Operations

Back to the Roots

UC-Santa Barbara concept focuses on organic, local fare.

SANTA BARBARA, Calif.—After visiting Burgerville, a sustainable burger concept based in Oregon and Washington, Sue Hawkins, director of University Center Dining Services, decided that was just the kind of concept her department needed to fill a vacant space in the university center. What they came up with is Root 217, a concept focused on organic, natural and local ingredients.

“I sent some employees up to look at Burgerville and when they returned we started looking at how we could start procuring sustainable products for our own concept and what it was going to cost,” says Hawkins. “We worked with our vendors on getting sustainable products. We looked at everything from organic to free range and grass fed—it kind of runs the gamut. There’s also a big focus on local, of course. [Deciding which products to feature] came down to price.”

The hierarchy of purchasing for Root 217 starts with organic, says Hawkins. Where the department can buy organic, it will. If organic is not available or too expensive the department will aim to purchase items billed as “natural,” which Hawkins defines as organic that is not third-party certified. Root 217 always serves grass-fed beef and free-range chicken, as well as items like organic onion rings, french fries and beverages like tea.

“It’s a big movement in the UC system for all the UC dining services to become more sustainable,” Hawkins says. “We’ve been working on improving our efforts for a number of years. When we had the opportunity to create a new concept my immediate thought was to create one that was focused on sustainability. It’s just a matter of looking at where every individual item came from so we can find what fits with what we are trying to do.”

Menu: Sustainability can be seen all over the menu. The signature item is a grass-fed, hormone-free, local burger, which is served on a local roll with organic lettuce, tomatoes, pickles and a housemade “217” sauce, which blends mayo, horseradish, Dijon mustard, Cholula sauce, salt and pepper. Other items include a fish sandwich made with Maine Stewardship Council sustainable haddock, which can be ordered grilled or fried, and sandwiches made from free-range, antibiotic and hormone-free chicken that can also be ordered grilled or fried.

“We taste tested for a long time to get the right menu mix,” Hawkins says. “Customers walk up and place their order and we give them a number and encourage them to sit in the dining room because we have a wireless calling system throughout the seating area. Their number comes up on a board and they walk up and pick up their food. It’s not real slow, but it’s not McDonald’s. We try and cook food as much as possible to order.”

Green building: The food isn’t the only thing getting the sustainability treatment. The café composts all pre- and post-consumer waste. All disposables are compostable so if customers dine in the university center, where Root 217 is located, the items will be composted correctly. Additionally, the construction of the concept took advantage of as much sustainable building materials as possible. The countertop is made from recycled glass. Paint is all VOC-free. The backsplash is made from renewable palm. The front bar is a backlit acrylic that uses pressed local grasses, and all lighting is LED. Hawkins says she hired a local designer who had experience using sustainable materials to help with the space.

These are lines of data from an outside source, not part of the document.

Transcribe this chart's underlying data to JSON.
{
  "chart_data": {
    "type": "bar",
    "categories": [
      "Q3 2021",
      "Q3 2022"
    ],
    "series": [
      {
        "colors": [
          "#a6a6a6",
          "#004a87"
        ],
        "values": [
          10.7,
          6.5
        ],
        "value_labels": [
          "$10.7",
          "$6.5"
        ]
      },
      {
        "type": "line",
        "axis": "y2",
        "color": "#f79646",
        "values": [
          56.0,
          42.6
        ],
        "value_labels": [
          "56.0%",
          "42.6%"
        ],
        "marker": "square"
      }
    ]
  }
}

“The idea was if we were going to call ourselves a sustainable unit then when we did the remodel we had to go sustainable in that route too,” Hawkins says. “Our designer was familiar with what kind of materials to look for and what was available in our area. We also recycled a lot of the equipment and didn’t buy anything new.”

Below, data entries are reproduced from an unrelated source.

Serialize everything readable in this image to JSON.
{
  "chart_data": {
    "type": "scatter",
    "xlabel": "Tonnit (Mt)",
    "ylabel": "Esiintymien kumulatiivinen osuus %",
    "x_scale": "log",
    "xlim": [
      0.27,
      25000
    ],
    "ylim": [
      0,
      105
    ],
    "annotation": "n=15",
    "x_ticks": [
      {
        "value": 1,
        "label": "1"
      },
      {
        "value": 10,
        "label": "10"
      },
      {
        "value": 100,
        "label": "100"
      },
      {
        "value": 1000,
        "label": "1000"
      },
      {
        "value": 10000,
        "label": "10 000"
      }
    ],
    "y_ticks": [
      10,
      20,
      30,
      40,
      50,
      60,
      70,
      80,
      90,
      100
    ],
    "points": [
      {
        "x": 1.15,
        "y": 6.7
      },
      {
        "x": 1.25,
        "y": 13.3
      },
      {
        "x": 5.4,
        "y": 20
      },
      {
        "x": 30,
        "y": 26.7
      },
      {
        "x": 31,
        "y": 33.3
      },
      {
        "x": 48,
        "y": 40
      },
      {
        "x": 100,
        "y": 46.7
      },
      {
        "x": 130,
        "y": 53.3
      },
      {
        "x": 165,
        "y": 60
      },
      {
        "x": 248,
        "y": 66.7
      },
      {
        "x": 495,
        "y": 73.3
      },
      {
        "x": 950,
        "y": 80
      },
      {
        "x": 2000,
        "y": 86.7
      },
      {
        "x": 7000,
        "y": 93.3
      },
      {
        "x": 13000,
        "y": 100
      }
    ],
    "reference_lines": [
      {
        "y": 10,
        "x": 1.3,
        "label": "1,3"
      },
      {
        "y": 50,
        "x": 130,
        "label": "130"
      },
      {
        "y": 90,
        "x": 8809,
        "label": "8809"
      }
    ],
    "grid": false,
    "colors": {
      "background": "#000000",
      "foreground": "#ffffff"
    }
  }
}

Hawkins says the biggest challenges launching a sustainable concept like Root 217 were sourcing food that met the department’s criteria.

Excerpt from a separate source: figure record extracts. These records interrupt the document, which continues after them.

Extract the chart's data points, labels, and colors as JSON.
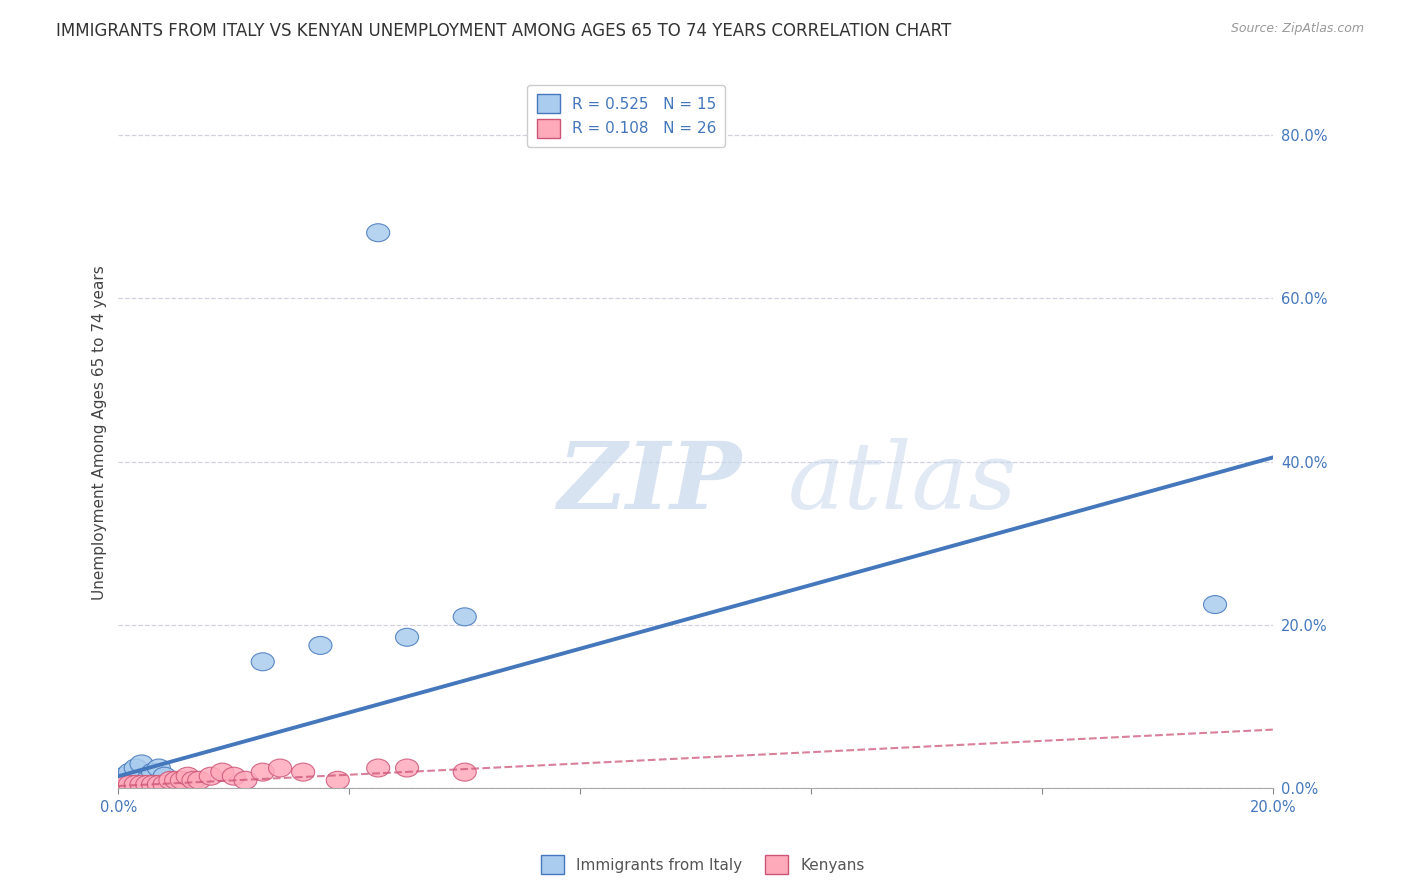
{
  "title": "IMMIGRANTS FROM ITALY VS KENYAN UNEMPLOYMENT AMONG AGES 65 TO 74 YEARS CORRELATION CHART",
  "source": "Source: ZipAtlas.com",
  "ylabel": "Unemployment Among Ages 65 to 74 years",
  "xlim": [
    0.0,
    0.2
  ],
  "ylim": [
    0.0,
    0.87
  ],
  "xticks": [
    0.0,
    0.04,
    0.08,
    0.12,
    0.16,
    0.2
  ],
  "yticks": [
    0.0,
    0.2,
    0.4,
    0.6,
    0.8
  ],
  "blue_R": 0.525,
  "blue_N": 15,
  "pink_R": 0.108,
  "pink_N": 26,
  "blue_scatter_x": [
    0.0005,
    0.001,
    0.002,
    0.003,
    0.004,
    0.005,
    0.006,
    0.007,
    0.008,
    0.025,
    0.035,
    0.05,
    0.06,
    0.19
  ],
  "blue_scatter_y": [
    0.01,
    0.015,
    0.02,
    0.025,
    0.03,
    0.01,
    0.02,
    0.025,
    0.015,
    0.155,
    0.175,
    0.185,
    0.21,
    0.225
  ],
  "blue_outlier_x": [
    0.045
  ],
  "blue_outlier_y": [
    0.68
  ],
  "pink_scatter_x": [
    0.0005,
    0.001,
    0.002,
    0.003,
    0.004,
    0.005,
    0.006,
    0.007,
    0.008,
    0.009,
    0.01,
    0.011,
    0.012,
    0.013,
    0.014,
    0.016,
    0.018,
    0.02,
    0.022,
    0.025,
    0.028,
    0.032,
    0.038,
    0.045,
    0.05,
    0.06
  ],
  "pink_scatter_y": [
    0.005,
    0.005,
    0.005,
    0.005,
    0.005,
    0.005,
    0.005,
    0.005,
    0.005,
    0.01,
    0.01,
    0.01,
    0.015,
    0.01,
    0.01,
    0.015,
    0.02,
    0.015,
    0.01,
    0.02,
    0.025,
    0.02,
    0.01,
    0.025,
    0.025,
    0.02
  ],
  "blue_line_x": [
    0.0,
    0.2
  ],
  "blue_line_y": [
    0.015,
    0.405
  ],
  "pink_line_x": [
    0.0,
    0.2
  ],
  "pink_line_y": [
    0.003,
    0.072
  ],
  "blue_color": "#4477BB",
  "blue_fill": "#AACCEE",
  "pink_color": "#CC5577",
  "pink_fill": "#FFAABB",
  "watermark_zip": "ZIP",
  "watermark_atlas": "atlas",
  "background_color": "#FFFFFF",
  "grid_color": "#CCCCDD",
  "title_fontsize": 12,
  "axis_label_fontsize": 11,
  "tick_fontsize": 10.5,
  "legend_fontsize": 11
}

“There had to be a lot of education of our vendors,” Hawkins says. “You explain the concept to vendors and tell them, ‘I’m looking for natural products, free range whatever,’ and they’d come back to you with products that contain high fructose corn syrup. They just didn’t understand. The other problem was a lot of the sustainable products out there that you can buy from big distributors aren’t offered in commercial sizing. For example, we found organic ketchup that we did like, but it only came in 12-ounce bottles. I think that problem will change over time but not any time soon.”

Despite any challenges the department has had with the concept, Hawkins says she believes it is worth the effort.

“It was a lot of fun to create and it got a lot of interest on campus from people that are interested in sustainability,” Hawkins says. “We do have an environmental school on campus so they were pleased we went this way even if the price point is a little higher. We try to educate our customers that it is going to cost more to buy and prepare food this way. People understand that. I think a lot of people are happy that we are using local produce providers. We did come up with a marketing scheme that uses banners that have photos of our local farmers paired with their message of why farming naturally or organically is important. We took that text and put it next to their picture so customers can see where our food is coming from.”